Among the most difficult questions facing the world’s art collectors, museums, and galleries is what to do about stolen or otherwise illegitimately obtained art objects. Ask Marion True, the former curator of antiquities at the Getty, who has been brought up on criminal charges in Rome over her role in acquiring art for the museum that later turned out to be stolen. This Harvard-educated art historian could serve prison time in Italy for things she did while fully employed at one of the world’s best known art museums.

Yet the problem in Greece and Italy is minor when compared to the disastrous looting of sacred art from Nepal. This is the subject of Lost Souls, a documentary by Natalie Sanderson and Sumnima Udas that will be shown at the Santa Barbara Museum of Art tonight. The film, a main festival documentary choice of the 2007 Santa Barbara International Film Festival, depicts a complex and highly evolved culture in which art objects embody gods and receive daily devotional attention in the form of prayers, flowers, and other offerings.

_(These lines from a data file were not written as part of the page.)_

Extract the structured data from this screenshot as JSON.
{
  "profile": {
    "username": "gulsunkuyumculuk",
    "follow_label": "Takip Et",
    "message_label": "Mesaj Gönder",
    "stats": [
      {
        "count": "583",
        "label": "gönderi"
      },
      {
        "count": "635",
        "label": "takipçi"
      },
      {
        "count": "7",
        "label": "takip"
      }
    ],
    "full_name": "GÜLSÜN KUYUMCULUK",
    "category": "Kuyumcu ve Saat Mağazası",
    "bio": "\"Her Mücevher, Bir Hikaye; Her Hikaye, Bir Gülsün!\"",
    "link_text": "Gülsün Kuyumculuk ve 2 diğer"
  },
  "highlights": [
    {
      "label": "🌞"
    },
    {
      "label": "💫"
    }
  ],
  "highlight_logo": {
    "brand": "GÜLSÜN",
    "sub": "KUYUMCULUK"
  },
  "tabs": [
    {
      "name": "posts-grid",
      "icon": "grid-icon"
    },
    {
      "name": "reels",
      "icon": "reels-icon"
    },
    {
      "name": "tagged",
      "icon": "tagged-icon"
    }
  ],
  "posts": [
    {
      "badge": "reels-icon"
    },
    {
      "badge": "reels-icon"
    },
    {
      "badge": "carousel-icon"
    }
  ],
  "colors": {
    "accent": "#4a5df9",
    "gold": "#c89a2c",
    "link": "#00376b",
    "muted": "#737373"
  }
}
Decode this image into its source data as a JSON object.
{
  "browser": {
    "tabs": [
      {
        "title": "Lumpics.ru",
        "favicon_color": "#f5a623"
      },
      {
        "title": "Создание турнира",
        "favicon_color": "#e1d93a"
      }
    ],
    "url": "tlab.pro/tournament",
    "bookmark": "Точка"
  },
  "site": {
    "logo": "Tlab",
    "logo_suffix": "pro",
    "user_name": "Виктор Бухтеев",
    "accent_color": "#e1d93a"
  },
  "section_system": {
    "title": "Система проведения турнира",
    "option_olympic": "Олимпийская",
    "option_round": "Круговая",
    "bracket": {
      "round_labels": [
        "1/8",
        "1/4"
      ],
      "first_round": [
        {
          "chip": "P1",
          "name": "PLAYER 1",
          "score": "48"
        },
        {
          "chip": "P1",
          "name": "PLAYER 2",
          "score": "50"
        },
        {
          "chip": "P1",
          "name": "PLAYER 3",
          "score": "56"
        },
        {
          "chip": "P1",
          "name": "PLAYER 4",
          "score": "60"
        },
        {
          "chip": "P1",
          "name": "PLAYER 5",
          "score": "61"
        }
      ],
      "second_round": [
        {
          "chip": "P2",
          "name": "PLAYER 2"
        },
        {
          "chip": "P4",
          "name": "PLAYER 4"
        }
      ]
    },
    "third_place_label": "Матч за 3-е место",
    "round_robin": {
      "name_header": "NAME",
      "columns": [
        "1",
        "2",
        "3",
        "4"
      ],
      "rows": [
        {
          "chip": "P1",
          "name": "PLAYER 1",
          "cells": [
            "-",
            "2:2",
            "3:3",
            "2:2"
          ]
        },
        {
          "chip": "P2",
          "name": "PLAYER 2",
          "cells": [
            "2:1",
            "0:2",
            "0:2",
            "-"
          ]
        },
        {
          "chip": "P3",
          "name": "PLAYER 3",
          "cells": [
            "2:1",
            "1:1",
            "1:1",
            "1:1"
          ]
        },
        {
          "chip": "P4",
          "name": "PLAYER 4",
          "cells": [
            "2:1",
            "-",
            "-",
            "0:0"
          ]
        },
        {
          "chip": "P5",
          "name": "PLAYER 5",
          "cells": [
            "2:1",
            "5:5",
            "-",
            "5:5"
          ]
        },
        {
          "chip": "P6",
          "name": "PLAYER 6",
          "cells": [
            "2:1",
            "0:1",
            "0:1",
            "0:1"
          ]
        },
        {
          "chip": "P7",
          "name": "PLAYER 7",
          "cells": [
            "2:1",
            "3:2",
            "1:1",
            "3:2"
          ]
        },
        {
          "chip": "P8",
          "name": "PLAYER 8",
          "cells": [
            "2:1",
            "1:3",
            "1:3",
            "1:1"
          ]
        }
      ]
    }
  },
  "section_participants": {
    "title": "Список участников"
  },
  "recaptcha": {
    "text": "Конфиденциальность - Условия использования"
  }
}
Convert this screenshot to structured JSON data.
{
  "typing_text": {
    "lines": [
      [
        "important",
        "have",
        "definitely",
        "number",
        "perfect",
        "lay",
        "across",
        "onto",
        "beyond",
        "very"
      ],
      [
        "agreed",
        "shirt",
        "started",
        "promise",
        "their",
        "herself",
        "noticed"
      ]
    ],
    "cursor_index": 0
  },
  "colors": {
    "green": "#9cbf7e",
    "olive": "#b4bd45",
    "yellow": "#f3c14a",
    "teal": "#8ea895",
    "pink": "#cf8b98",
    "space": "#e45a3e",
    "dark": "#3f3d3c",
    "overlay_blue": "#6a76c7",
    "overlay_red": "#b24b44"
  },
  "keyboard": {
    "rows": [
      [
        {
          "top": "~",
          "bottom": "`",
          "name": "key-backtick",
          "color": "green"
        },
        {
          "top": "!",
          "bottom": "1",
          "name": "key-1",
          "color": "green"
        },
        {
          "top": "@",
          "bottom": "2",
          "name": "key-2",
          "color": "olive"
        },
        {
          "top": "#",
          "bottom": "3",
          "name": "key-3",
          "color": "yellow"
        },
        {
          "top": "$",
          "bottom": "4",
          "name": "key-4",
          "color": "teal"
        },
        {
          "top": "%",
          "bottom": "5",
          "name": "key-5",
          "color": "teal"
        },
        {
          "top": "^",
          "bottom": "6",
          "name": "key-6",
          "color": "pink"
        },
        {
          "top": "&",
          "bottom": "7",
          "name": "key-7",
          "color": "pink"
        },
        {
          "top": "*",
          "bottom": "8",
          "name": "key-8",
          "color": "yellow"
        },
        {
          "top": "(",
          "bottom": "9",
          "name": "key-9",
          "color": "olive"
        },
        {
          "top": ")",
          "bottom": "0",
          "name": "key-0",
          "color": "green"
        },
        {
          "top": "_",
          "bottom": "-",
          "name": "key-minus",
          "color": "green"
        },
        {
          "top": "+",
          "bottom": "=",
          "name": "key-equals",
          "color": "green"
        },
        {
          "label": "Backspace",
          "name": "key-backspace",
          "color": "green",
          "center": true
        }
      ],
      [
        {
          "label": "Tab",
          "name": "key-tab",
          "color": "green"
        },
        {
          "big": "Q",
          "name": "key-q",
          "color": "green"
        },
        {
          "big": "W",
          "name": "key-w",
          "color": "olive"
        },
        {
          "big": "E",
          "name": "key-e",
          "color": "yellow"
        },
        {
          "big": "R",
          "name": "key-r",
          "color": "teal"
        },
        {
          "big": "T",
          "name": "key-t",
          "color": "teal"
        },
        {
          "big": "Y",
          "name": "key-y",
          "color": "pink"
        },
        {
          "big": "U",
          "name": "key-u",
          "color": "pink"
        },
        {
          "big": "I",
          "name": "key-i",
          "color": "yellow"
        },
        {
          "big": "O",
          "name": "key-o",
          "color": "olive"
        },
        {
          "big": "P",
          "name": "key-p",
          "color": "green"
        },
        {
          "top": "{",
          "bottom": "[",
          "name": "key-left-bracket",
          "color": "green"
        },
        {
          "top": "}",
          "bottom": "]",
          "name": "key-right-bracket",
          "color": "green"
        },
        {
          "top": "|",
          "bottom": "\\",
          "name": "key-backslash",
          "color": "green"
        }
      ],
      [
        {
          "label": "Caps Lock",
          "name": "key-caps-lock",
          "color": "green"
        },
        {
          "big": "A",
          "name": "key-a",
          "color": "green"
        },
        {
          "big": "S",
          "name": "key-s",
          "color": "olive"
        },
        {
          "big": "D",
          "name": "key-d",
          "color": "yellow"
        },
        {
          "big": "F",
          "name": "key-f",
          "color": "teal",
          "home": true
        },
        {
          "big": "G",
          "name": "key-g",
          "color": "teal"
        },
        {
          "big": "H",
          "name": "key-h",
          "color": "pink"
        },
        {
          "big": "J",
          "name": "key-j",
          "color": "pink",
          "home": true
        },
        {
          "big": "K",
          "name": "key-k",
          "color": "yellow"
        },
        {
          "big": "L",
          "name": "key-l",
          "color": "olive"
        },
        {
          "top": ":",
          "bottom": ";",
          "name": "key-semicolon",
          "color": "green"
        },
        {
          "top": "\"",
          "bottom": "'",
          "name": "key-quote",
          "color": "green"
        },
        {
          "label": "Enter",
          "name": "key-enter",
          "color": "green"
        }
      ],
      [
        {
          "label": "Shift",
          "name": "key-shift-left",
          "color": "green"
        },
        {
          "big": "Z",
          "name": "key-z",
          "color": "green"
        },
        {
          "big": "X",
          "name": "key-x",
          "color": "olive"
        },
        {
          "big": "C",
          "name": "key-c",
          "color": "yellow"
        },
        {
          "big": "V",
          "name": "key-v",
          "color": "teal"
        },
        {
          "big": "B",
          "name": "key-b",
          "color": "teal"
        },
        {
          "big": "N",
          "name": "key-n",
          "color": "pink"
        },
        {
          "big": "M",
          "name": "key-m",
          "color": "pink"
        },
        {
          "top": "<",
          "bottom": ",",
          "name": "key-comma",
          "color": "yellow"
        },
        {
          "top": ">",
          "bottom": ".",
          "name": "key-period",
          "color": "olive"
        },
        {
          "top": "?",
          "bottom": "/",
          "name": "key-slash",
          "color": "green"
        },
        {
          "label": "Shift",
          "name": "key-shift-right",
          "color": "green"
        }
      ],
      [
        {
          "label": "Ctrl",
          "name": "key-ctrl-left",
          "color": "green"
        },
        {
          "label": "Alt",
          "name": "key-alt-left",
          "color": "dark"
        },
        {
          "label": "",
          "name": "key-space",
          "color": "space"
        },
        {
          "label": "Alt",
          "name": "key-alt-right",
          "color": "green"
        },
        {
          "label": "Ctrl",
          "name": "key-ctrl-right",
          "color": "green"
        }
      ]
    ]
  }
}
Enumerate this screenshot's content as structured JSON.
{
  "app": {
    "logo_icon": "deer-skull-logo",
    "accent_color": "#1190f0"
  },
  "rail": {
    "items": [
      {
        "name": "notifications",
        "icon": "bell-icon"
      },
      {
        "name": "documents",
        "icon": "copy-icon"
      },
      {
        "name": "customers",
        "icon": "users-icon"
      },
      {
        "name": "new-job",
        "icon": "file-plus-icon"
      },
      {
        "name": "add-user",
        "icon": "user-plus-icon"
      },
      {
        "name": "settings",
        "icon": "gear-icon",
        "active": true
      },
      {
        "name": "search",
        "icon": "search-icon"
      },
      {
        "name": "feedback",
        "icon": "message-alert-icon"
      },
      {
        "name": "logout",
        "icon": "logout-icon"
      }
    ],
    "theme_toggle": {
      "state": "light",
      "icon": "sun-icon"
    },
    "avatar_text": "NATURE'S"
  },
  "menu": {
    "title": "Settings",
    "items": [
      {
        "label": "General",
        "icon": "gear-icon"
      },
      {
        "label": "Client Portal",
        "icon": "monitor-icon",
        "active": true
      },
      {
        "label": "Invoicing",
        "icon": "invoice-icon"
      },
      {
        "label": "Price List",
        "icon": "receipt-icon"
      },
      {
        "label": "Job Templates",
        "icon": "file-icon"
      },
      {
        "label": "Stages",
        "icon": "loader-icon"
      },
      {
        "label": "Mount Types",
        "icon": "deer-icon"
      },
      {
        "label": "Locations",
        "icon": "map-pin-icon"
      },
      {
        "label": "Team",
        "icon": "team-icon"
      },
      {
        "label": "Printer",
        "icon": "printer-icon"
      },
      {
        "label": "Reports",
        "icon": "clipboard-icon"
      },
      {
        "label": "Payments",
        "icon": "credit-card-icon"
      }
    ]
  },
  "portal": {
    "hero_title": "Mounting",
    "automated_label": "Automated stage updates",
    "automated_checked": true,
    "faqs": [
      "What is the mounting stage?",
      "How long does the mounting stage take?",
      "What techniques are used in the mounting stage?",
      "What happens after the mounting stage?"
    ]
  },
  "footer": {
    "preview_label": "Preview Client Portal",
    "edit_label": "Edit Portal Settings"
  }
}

The religious rituals of Nepalese daily life have, however, been shattered by the removal of approximately 80 percent of their devotional objects by thieves who smuggle them out of the country to be sold on the world market.

Seeing the empty niches in which these images were once venerated and hearing the grief of the believers over the loss of their familiar household gods would make an impressive film all on its own, but Sanderson and Udas have shown remarkable courage in pursuing surreptitiously filmed conversations with an art thief that approach the status of legal evidence. Lost Souls is an enthralling examination of an urgent crisis in the world’s cultural economy and a loving description of an artistically rich religious practice.

Lost Souls will screen at the Santa Barbara Museum of Art on Thursday, August 30, 5:30 p.m. Natalie Sanderson will also answer questions about the film and Nepal.